The results of determination of the dynamic loading of a container in the longitudinal plane demonstrated that the maximum accelerations amounted to about 40.0 m/s² (Figure 7). The acceleration value obtained was 65% lower than the acceleration to the standard container. The mathematical model built included the longitudinal displacements of a flat car loaded with containers.

The strength characteristics of a container were defined with the strength calculation by means of the finite element method in the SolidWorks Simulation software. The maximum stresses to a container were about 200 MPa; they were concentrated near the front fittings and the maximum displacements were about 4 mm (Figure 11). Thus, the strength of a container was provided.

Further research in the field will include the experimental determination of the loading of a container; it can be fulfilled with the application of the strain measurement method.

This research can be used in the development of innovative structures of containers, which can increase the efficiency of railway operations.

9. Conclusions

1. The study deals with the measures for improving the bearing structure of a container. The special feature of this container is its convex walls. The loading of the container structure can be decreased by means of elastic elements in fittings and cross bearers.

2. The authors determined the dynamic loading of a container in the vertical plane.
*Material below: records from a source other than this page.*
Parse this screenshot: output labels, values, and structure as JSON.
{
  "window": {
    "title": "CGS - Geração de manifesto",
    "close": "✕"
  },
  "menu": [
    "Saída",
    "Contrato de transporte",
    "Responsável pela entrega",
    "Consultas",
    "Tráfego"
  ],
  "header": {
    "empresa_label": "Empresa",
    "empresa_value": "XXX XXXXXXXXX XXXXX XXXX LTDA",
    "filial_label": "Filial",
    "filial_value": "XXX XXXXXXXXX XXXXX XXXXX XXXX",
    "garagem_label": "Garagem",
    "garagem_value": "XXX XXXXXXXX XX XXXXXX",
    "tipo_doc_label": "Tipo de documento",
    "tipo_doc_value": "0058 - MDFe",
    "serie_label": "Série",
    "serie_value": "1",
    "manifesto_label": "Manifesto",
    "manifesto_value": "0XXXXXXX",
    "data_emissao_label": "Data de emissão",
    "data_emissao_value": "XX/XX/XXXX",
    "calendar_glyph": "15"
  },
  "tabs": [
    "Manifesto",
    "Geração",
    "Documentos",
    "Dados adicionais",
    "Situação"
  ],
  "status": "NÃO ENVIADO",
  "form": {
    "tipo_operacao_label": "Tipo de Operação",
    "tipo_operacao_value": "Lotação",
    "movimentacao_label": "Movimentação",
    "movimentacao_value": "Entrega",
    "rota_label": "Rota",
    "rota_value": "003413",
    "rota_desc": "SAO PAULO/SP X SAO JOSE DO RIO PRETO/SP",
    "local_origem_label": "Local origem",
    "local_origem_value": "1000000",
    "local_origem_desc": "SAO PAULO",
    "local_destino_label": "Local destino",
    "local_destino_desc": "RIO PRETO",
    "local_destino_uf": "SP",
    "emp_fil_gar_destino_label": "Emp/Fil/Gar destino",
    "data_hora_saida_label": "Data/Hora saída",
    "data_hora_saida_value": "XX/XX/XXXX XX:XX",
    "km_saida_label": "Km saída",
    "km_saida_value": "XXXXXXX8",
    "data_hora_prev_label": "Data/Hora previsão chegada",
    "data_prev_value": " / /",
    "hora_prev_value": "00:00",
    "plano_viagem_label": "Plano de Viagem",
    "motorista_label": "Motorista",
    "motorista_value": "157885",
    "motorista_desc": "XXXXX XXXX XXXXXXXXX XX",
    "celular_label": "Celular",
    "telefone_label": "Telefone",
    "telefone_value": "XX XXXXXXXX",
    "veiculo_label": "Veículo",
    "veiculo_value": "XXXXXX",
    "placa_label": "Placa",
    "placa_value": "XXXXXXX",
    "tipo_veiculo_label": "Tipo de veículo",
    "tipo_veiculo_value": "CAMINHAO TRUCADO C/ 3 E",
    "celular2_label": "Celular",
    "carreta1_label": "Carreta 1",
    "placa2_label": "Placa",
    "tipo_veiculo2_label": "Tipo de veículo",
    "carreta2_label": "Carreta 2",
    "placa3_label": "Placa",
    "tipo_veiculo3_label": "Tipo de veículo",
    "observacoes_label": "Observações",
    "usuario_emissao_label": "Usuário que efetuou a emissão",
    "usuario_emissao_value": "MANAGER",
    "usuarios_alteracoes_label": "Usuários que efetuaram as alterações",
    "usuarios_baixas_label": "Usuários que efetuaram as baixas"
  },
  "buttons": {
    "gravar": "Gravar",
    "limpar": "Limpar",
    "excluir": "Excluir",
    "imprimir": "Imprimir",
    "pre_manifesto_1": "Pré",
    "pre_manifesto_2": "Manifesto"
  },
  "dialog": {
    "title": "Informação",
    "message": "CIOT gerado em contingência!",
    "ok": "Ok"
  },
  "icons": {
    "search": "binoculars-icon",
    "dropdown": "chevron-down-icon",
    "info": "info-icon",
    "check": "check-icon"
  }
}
The research was based on a flat car loaded with four containers. The linkage between the containers and the frame was taken as elastic. The maximum accelerations on a constrainer were about 2.0 m/s². The acceleration value obtained was 20% lower than the acceleration to the standard container.
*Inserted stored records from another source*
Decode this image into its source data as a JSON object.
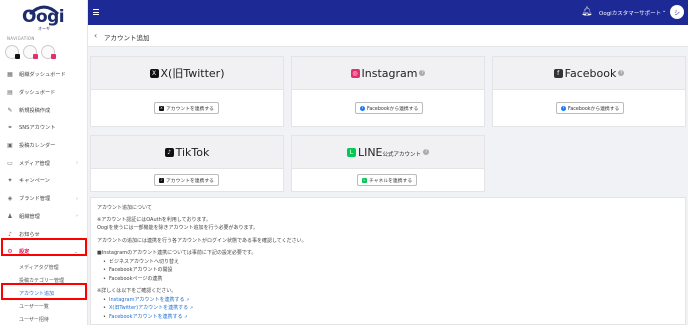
{
  "logo": {
    "text": "Oogi",
    "sub": "オーギ"
  },
  "sidebar": {
    "section_label": "NAVIGATION",
    "accounts": [
      {
        "badge_color": "#111111"
      },
      {
        "badge_color": "#e1306c"
      },
      {
        "badge_color": "#e1306c"
      }
    ],
    "items": [
      {
        "label": "組織ダッシュボード",
        "icon": "grid-icon",
        "chevron": false
      },
      {
        "label": "ダッシュボード",
        "icon": "dashboard-icon",
        "chevron": false
      },
      {
        "label": "新規投稿作成",
        "icon": "edit-icon",
        "chevron": false
      },
      {
        "label": "SNSアカウント",
        "icon": "link-icon",
        "chevron": false
      },
      {
        "label": "投稿カレンダー",
        "icon": "calendar-icon",
        "chevron": false
      },
      {
        "label": "メディア管理",
        "icon": "folder-icon",
        "chevron": true
      },
      {
        "label": "キャンペーン",
        "icon": "gift-icon",
        "chevron": false
      },
      {
        "label": "ブランド管理",
        "icon": "tag-icon",
        "chevron": true
      },
      {
        "label": "組織管理",
        "icon": "users-icon",
        "chevron": true
      },
      {
        "label": "お知らせ",
        "icon": "bell-icon",
        "chevron": false
      },
      {
        "label": "設定",
        "icon": "gear-icon",
        "chevron": true,
        "active": true
      }
    ],
    "sub_items": [
      {
        "label": "メディアタグ管理"
      },
      {
        "label": "投稿カテゴリー管理"
      },
      {
        "label": "アカウント追加",
        "current": true
      },
      {
        "label": "ユーザー一覧"
      },
      {
        "label": "ユーザー招待"
      }
    ]
  },
  "header": {
    "user_name": "Oogiカスタマーサポート",
    "avatar_initial": "シ"
  },
  "page": {
    "back_icon": "chevron-left-icon",
    "title": "アカウント追加"
  },
  "cards": [
    {
      "name": "x",
      "title": "X(旧Twitter)",
      "suffix": "",
      "help": false,
      "icon_color": "#111111",
      "icon_glyph": "X",
      "button": "アカウントを連携する",
      "button_icon_color": "#111111",
      "button_icon_glyph": "X"
    },
    {
      "name": "instagram",
      "title": "Instagram",
      "suffix": "",
      "help": true,
      "icon_color": "#e1306c",
      "icon_glyph": "◎",
      "button": "Facebookから連携する",
      "button_icon_color": "#1877f2",
      "button_icon_glyph": "f"
    },
    {
      "name": "facebook",
      "title": "Facebook",
      "suffix": "",
      "help": true,
      "icon_color": "#333333",
      "icon_glyph": "f",
      "button": "Facebookから連携する",
      "button_icon_color": "#1877f2",
      "button_icon_glyph": "f"
    },
    {
      "name": "tiktok",
      "title": "TikTok",
      "suffix": "",
      "help": false,
      "icon_color": "#111111",
      "icon_glyph": "♪",
      "button": "アカウントを連携する",
      "button_icon_color": "#111111",
      "button_icon_glyph": "♪"
    },
    {
      "name": "line",
      "title": "LINE",
      "suffix": "公式アカウント",
      "help": true,
      "icon_color": "#06c755",
      "icon_glyph": "L",
      "button": "チャネルを連携する",
      "button_icon_color": "#06c755",
      "button_icon_glyph": "L"
    }
  ],
  "info": {
    "title": "アカウント追加について",
    "notes": [
      "※アカウント認証にはOAuthを利用しております。",
      "Oogiを使うには一部機能を除きアカウント追加を行う必要があります。"
    ],
    "note2": "アカウントの追加には連携を行う各アカウントがログイン状態である事を確認してください。",
    "ig_title": "■Instagramのアカウント連携については事前に下記の設定必要です。",
    "ig_list": [
      "ビジネスアカウントへ切り替え",
      "Facebookアカウントの開設",
      "Facebookページの連携"
    ],
    "more": "※詳しくは以下をご確認ください。",
    "links": [
      "Instagramアカウントを連携する",
      "X(旧Twitter)アカウントを連携する",
      "Facebookアカウントを連携する"
    ]
  }
}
3. The study deals with determination of the dynamic loading of a container in the longitudinal plane. The maximum accelerations to a constrainer were about 40.0 m/s². The acceleration value obtained was 65% lower than the acceleration to the standard container.

4. The authors determined the strength characteristics of the bearing structure of a container. The calculation was carried out with the finite element method. It was found that the maximum stresses to a container were about 200 MPa; they were concentrated near the front fittings. The maximum displacements were recorded in the cross bearers of the base and amounted to about 4 mm. The maximum deformations were 1.908 × 10³. Thus, the strength of a container was provided.